CIUDAD DEL VATICANO, 7 feb 2001 (ZENIT.org).- Para Juan Pablo II la Iglesia no son obispos con sotana, ni edificios de techos elevados; la Iglesia es ante todo y sobre todo la caricia del amor de Dios al mundo.
El pontífice sorprendió esta mañana a los varios miles de peregrinos que participaron en la tradicional audiencia de los miércoles con una meditación de rasgos marcadamente místicos y que rompió con muchos de los prejuicios y esquemas de la mentalidad dominante.
No se puede entender a la Iglesia, constató el Papa, sin entender el amor de Dios por el hombre. Y la Iglesia, continuadora de la misión de Cristo –añadió–, «tiene que dejar translucir este amor supremo, recordando a la humanidad que con frecuencia tiene la sensación de estar sola y abandonada en los páramos de la historia, que nunca será olvidada ni que quedará privada del calor de la ternura divina».
En ese momento el pontífice citó una de las palabras más sorprendentes de la Biblia, en las que el profeta Isaías pone en boca de Dios una pregunta que dirige a cada hombre y mujer: «¿Acaso olvida una mujer a su niño de pecho, sin compadecerse del hijo de sus entrañas?
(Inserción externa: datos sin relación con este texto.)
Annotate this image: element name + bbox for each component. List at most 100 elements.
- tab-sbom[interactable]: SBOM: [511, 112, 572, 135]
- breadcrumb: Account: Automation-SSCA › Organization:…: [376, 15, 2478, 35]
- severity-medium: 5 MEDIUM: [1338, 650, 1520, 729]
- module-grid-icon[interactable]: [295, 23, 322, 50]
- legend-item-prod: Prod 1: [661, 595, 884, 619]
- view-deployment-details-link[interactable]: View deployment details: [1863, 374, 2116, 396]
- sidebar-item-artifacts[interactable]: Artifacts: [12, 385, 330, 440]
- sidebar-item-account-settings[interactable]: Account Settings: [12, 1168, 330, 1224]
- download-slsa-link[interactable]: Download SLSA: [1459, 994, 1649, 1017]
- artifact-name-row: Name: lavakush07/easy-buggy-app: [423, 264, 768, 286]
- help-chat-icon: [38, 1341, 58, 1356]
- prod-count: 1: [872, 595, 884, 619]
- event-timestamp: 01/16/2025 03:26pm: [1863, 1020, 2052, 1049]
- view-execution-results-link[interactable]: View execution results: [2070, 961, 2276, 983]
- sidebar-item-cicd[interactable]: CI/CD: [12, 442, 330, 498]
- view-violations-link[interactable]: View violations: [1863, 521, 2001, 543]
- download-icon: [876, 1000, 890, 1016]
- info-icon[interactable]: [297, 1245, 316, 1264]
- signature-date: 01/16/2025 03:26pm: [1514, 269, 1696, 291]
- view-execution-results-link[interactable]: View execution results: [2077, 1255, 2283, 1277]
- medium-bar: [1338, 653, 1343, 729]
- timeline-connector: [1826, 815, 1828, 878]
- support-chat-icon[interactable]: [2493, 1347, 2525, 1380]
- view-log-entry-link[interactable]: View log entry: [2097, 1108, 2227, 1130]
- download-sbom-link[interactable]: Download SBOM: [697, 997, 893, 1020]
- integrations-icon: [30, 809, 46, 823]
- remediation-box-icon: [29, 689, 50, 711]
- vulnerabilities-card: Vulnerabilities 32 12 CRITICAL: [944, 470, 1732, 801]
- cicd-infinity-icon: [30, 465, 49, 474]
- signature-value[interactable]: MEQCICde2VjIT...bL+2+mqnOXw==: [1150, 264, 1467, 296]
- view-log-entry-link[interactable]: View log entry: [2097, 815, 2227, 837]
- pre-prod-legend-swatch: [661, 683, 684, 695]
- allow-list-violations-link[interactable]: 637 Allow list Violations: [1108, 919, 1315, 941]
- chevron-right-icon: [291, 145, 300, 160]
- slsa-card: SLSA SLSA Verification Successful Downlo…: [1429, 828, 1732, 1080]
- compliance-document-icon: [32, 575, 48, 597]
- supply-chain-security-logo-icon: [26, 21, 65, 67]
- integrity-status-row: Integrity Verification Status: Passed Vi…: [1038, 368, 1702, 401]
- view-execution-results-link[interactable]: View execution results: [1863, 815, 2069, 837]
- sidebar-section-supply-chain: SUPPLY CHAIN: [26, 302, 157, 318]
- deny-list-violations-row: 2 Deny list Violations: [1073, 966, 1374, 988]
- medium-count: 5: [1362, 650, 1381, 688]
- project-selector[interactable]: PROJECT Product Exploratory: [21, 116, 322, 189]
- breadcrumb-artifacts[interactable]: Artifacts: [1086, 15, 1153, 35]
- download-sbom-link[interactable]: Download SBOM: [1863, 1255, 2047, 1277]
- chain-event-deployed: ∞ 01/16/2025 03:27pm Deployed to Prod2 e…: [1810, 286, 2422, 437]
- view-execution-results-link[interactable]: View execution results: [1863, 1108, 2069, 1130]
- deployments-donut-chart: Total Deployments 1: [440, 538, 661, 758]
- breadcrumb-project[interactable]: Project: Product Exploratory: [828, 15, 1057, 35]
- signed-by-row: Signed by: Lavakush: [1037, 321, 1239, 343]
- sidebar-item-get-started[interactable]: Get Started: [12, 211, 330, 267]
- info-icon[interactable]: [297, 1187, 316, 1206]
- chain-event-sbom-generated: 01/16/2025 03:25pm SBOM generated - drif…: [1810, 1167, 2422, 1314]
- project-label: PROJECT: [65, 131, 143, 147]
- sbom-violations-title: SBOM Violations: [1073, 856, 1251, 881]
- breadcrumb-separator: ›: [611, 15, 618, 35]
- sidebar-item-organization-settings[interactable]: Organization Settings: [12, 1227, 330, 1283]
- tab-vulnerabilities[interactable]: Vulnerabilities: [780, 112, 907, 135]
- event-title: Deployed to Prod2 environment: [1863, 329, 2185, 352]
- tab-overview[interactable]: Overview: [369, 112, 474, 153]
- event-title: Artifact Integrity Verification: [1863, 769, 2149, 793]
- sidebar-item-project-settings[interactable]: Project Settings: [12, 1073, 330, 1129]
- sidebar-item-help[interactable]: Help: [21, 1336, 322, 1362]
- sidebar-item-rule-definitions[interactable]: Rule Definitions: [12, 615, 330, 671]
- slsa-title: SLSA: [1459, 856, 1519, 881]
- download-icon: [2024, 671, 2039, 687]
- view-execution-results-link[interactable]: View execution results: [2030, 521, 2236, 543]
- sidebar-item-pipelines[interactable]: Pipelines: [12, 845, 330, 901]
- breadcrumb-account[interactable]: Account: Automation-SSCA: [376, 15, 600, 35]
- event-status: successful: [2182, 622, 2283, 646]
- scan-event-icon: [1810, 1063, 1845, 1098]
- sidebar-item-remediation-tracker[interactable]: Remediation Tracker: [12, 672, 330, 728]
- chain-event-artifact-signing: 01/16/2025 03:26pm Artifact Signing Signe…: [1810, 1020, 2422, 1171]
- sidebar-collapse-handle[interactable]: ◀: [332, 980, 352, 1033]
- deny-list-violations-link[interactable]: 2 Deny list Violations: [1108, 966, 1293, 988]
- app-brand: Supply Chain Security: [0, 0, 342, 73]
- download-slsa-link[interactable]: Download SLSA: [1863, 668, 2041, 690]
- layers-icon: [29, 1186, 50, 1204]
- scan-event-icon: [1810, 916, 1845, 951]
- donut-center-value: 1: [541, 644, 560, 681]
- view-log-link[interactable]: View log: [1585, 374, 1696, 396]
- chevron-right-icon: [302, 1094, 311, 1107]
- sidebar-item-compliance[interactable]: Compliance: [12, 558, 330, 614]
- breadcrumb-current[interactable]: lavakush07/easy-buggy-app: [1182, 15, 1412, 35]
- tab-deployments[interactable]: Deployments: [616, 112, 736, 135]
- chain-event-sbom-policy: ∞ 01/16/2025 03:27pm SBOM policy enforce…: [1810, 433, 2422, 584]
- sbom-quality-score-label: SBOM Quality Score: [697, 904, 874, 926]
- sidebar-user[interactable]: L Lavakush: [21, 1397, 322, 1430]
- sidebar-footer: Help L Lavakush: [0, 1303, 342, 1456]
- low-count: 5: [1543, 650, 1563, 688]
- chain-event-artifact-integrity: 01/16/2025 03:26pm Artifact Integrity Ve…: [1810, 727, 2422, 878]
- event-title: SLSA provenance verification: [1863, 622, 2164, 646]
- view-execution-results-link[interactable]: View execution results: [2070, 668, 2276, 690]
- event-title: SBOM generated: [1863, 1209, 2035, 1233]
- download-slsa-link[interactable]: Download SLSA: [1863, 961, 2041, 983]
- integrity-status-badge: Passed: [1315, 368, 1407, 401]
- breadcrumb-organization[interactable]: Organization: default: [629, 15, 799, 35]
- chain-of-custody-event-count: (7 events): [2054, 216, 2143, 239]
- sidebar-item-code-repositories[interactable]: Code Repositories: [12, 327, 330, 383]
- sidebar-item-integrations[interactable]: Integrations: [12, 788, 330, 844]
Pues aunque ésas llegasen a olvidar, yo no te olvido».
«Ser amada por Cristo y amarlo con amor conyugal es algo que forma parte del misterio de la Iglesia», aclaró el Papa. «Este amor plasma la Iglesia, irradiándose sobre todas las criaturas».
«En esta perspectiva –insistió–, se puede decir que la Iglesia es un signo que se eleva entre los pueblos para testimoniar la intensidad del amor divino revelado en Cristo».
Al comprender el origen de la Iglesia, el amor de Dios, se comprende mejor su misión, continuó aclarando el sucesor de Pedro: difundir amor. «Lo hace anunciando el mandamiento de amarse los unos a los otros como Cristo nos ha amado»
«Y está llamada a hacerlo con el frescor de dos esposos que se aman en la alegría de la entrega sin reservas y en la generosidad cotidiana, ya sea cuando el cielo de la vida es primaveral y sereno, ya sea cuando descienden la noche y las nubes del invierno del espíritu».
«Esta es la meta última de la Iglesia, que avanza confiada en su peregrinación histórica, a pesar de que experimenta junto a ella, según la imagen de ese mismo libro bíblico, la presencia hostil y furiosa de otra figura femenina, «Babilonia», la «gran Prostituta», que encarna la «bestialidad» del odio, de la muerte, de la esterilidad interior».